À noter l’existence d’un « “ Guantanamo ” en Mauritanie » (Zoé Lamazou) pour lutter contre l’immigration clandestine, à Nouadhibou, installé conjointement par les autorités espagnoles et mauritaniennes.

Jacques Denis évoque longuement le « business de la “ forêt verte ” en Amazonie ». Le 1er août, le président Lula « a signé un décret créant le Fonds amazonien destiné à financer des mesures pour lutter contre la déforestation et promouvoir des activés forestières durables.

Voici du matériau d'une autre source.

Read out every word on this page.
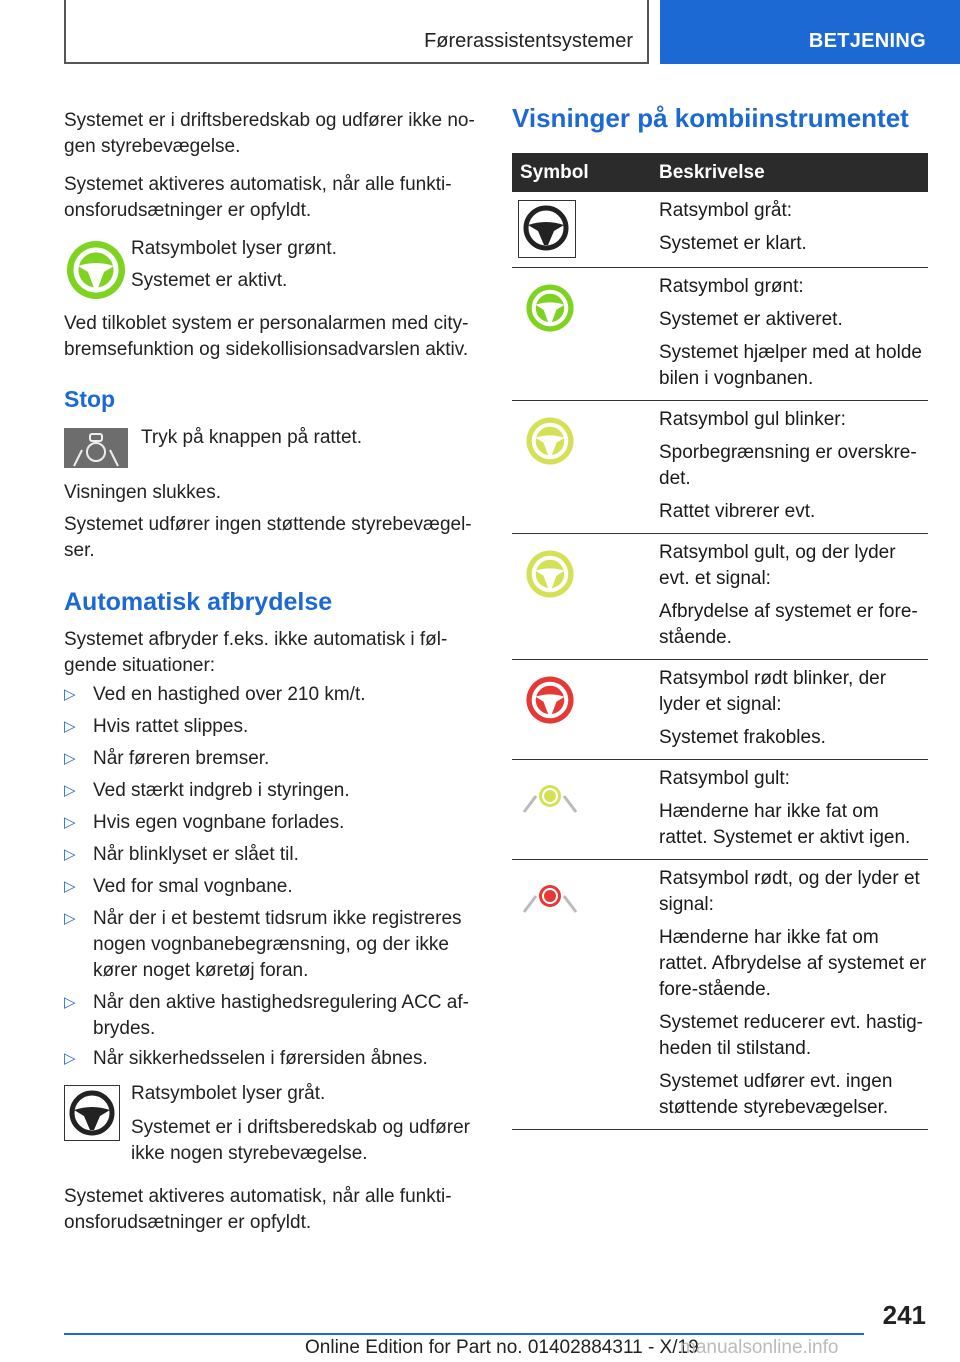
Førerassistentsystemer	BETJENING
Systemet er i driftsberedskab og udfører ikke no-gen styrebevægelse.
Systemet aktiveres automatisk, når alle funkti-onsforudsætninger er opfyldt.
Ratsymbolet lyser grønt.
Systemet er aktivt.
Ved tilkoblet system er personalarmen med city-bremsefunktion og sidekollisionsadvarslen aktiv.
Stop
Tryk på knappen på rattet.
Visningen slukkes.
Systemet udfører ingen støttende styrebevægel-ser.
Automatisk afbrydelse
Systemet afbryder f.eks. ikke automatisk i føl-gende situationer:
▷ Ved en hastighed over 210 km/t.
▷ Hvis rattet slippes.
▷ Når føreren bremser.
▷ Ved stærkt indgreb i styringen.
▷ Hvis egen vognbane forlades.
▷ Når blinklyset er slået til.
▷ Ved for smal vognbane.
▷ Når der i et bestemt tidsrum ikke registreres nogen vognbanebegrænsning, og der ikke kører noget køretøj foran.
▷ Når den aktive hastighedsregulering ACC af-brydes.
▷ Når sikkerhedsselen i førersiden åbnes.
Ratsymbolet lyser gråt.
Systemet er i driftsberedskab og udfører ikke nogen styrebevægelse.
Systemet aktiveres automatisk, når alle funkti-onsforudsætninger er opfyldt.
Visninger på kombiinstrumentet
Symbol	Beskrivelse

Ratsymbol gråt:
Systemet er klart.

Ratsymbol grønt:
Systemet er aktiveret.
Systemet hjælper med at holde bilen i vognbanen.

Ratsymbol gul blinker:
Sporbegrænsning er overskre-det.
Rattet vibrerer evt.

Ratsymbol gult, og der lyder evt. et signal:
Afbrydelse af systemet er fore-stående.

Ratsymbol rødt blinker, der lyder et signal:
Systemet frakobles.

Ratsymbol gult:
Hænderne har ikke fat om rattet. Systemet er aktivt igen.

Ratsymbol rødt, og der lyder et signal:
Hænderne har ikke fat om rattet. Afbrydelse af systemet er fore-stående.
Systemet reducerer evt. hastig-heden til stilstand.
Systemet udfører evt. ingen støttende styrebevægelser.
241
Online Edition for Part no. 01402884311 - X/19
manualsonline.info
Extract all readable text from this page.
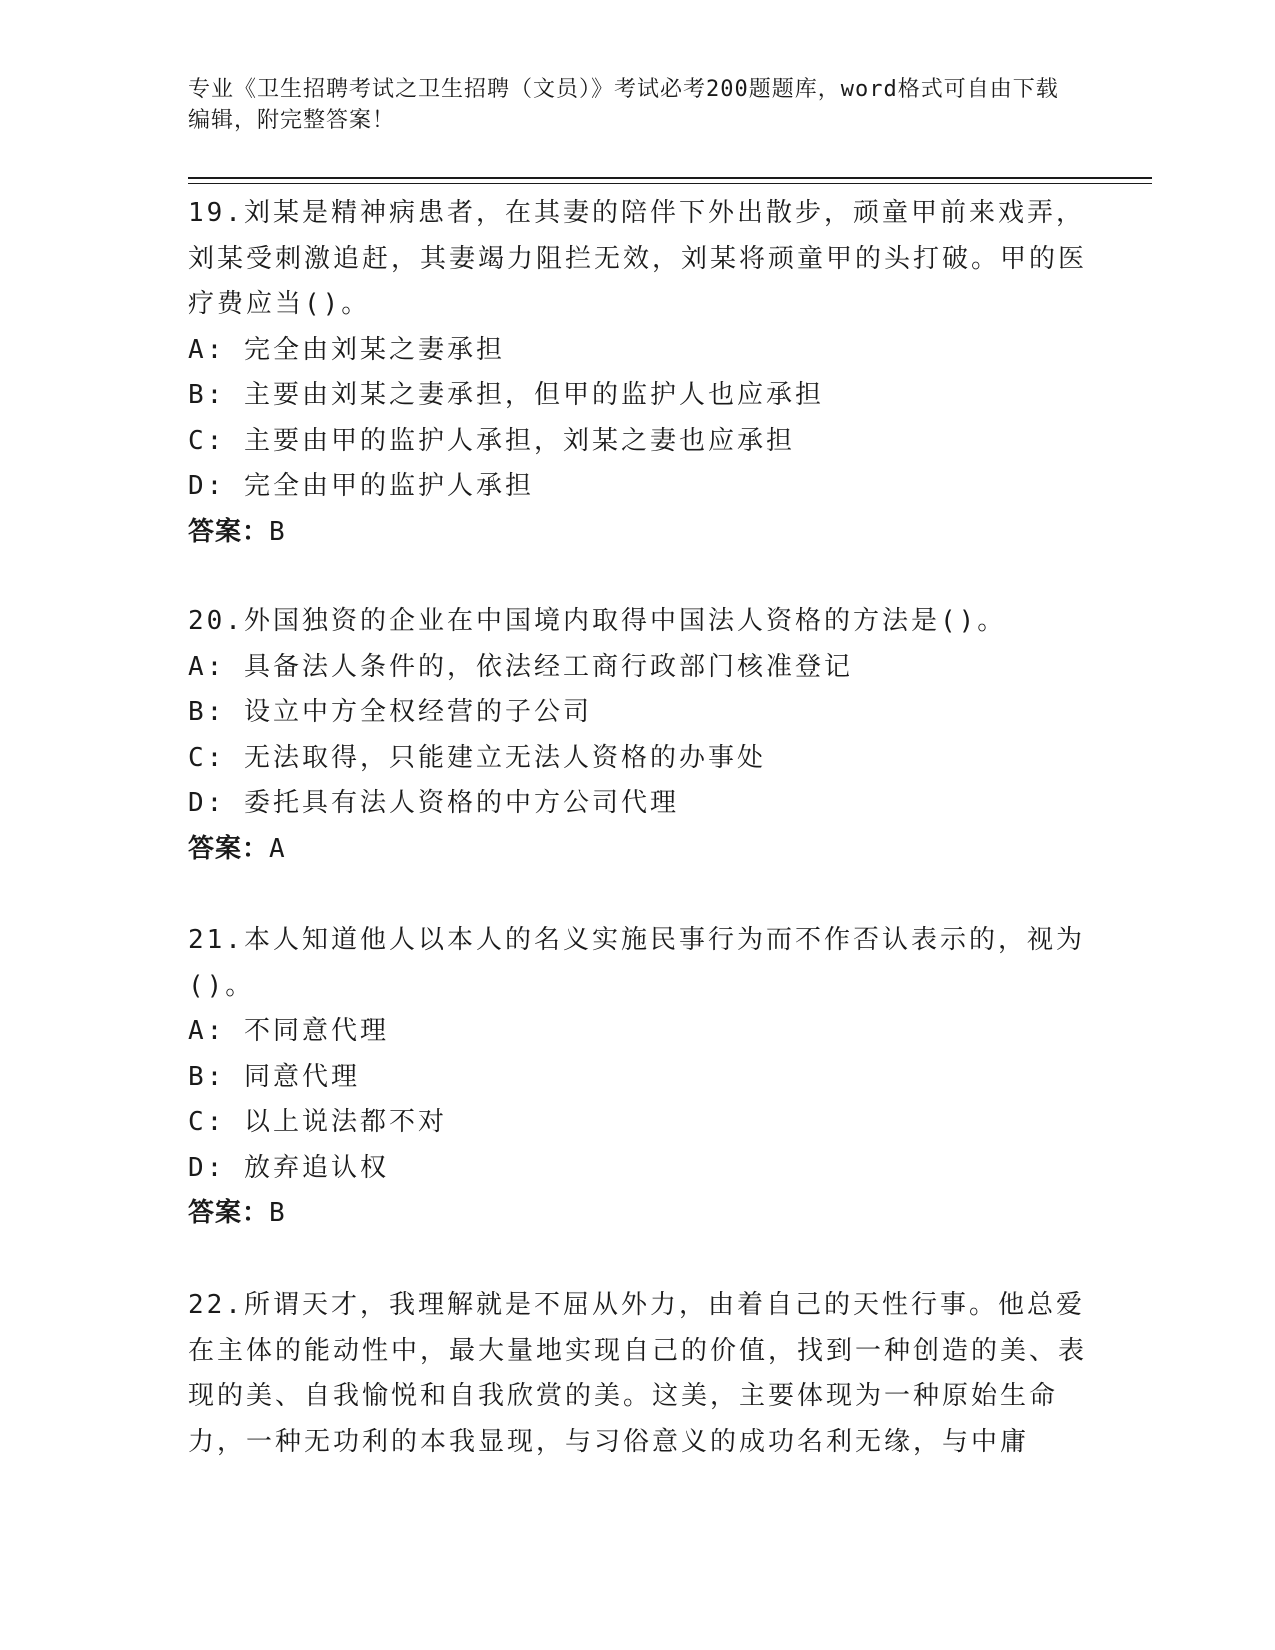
专业《卫生招聘考试之卫生招聘（文员）》考试必考200题题库，word格式可自由下载编辑，附完整答案！

19.刘某是精神病患者，在其妻的陪伴下外出散步，顽童甲前来戏弄，刘某受刺激追赶，其妻竭力阻拦无效，刘某将顽童甲的头打破。甲的医疗费应当()。

A: 完全由刘某之妻承担

B: 主要由刘某之妻承担，但甲的监护人也应承担

C: 主要由甲的监护人承担，刘某之妻也应承担

D: 完全由甲的监护人承担

答案：B

20.外国独资的企业在中国境内取得中国法人资格的方法是()。

A: 具备法人条件的，依法经工商行政部门核准登记

B: 设立中方全权经营的子公司

C: 无法取得，只能建立无法人资格的办事处

D: 委托具有法人资格的中方公司代理

答案：A

21.本人知道他人以本人的名义实施民事行为而不作否认表示的，视为()。

A: 不同意代理

B: 同意代理

C: 以上说法都不对

D: 放弃追认权

答案：B

22.所谓天才，我理解就是不屈从外力，由着自己的天性行事。他总爱在主体的能动性中，最大量地实现自己的价值，找到一种创造的美、表现的美、自我愉悦和自我欣赏的美。这美，主要体现为一种原始生命力，一种无功利的本我显现，与习俗意义的成功名利无缘，与中庸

De leur côté, des entreprises privées disent s’intéresser au “ sauvetage de la planète ”. Peut-on compter sur elle pour soustraire l’Amazonie à une destruction massive ? »

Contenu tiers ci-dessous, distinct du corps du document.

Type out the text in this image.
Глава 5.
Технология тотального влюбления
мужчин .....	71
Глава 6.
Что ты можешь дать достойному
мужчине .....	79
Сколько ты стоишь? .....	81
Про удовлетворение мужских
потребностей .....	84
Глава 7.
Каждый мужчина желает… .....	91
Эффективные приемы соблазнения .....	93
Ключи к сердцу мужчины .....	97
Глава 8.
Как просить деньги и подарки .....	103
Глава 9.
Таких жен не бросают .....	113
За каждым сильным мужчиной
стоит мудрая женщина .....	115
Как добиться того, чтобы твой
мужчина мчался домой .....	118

À lire d’urgence la double page sur « les filets du contre-terrorisme global ».
« Quels ont été les effets des attentats du 11 septembre 2001 dans les pays occidentaux ? Deux interprétations dominent le débat public. Pour la première, l’ampleur de la menace est telle qu’elle justifie le recours à des pratiques d’exception temporaires permettant seules de sauver les valeurs démocratiques. Pour la seconde, qui a tendance à simplement inverser le raisonnement, les mesures antiterroristes constituent une stratégie de long terme des gouvernements pour s’exonérer de la loi ordinaire et instaurer un climat de surveillance nous faisant sortir de la démocratie. »
Les auteurs décrivent l’arbitraire dans lequel nous vivons : « L’exemple des listes américaines des personnes qui ne sont pas autorisées à embarquer sur des vols intérieurs ou à destination des Etats-Unis […] ressemblent à des inventaires à la Prévert : un enfant de 11 mois peut y être considéré comme un terroriste international, un pilote de ligne peut être autorisé à piloter un avion mais à être interdit de vol en tant que passager. »
« Ces procédés ont été plus efficaces que la meilleure propagande d’Al-Qaida pour radicaliser des segments de population du monde musulman. »
Ne pas oublier que « les gouvernements de l’UE et leurs services de renseignement ont refusé de pratiquer la torture sur place, tout en étant complices d’enlèvement de personnes par les services américains sur le territoire européen, ainsi que d’autorisations de transit de leurs avions transportant des suspects. […] La France a collaboré à des interrogatoires conduits à Gantanamo par l’intermédiaire d’agents de la DST. »

Dans sa recension du livre d’Isabelle Bruno À vos marques, prêts … cherchez, Bernard Cassen rappelle que la recherche est devenue, depuis la stratégie de Lisbonne, ratifiée par L. Jospin, le terrain d’expérimentation privilégié de l’Europe SA. Généralisation du benchmarking qui met les universités en concurrence permanente comme s’il s’agissait d’entreprises, chercheurs-entrepreneurs, culte de la compétitivité.

J’ai gardé pour la bonne bouche « Payer les passagers pour voyager » d’Yves Kengen qui explique comment les compagnies à bas prix du style Ryanair ont mis a genoux leurs salariés, évidemment, mais aussi les collectivités locales et les aéroports qui se sont pliés à leurs exigences mais n’ont pas été payées en retour, bien au contraire.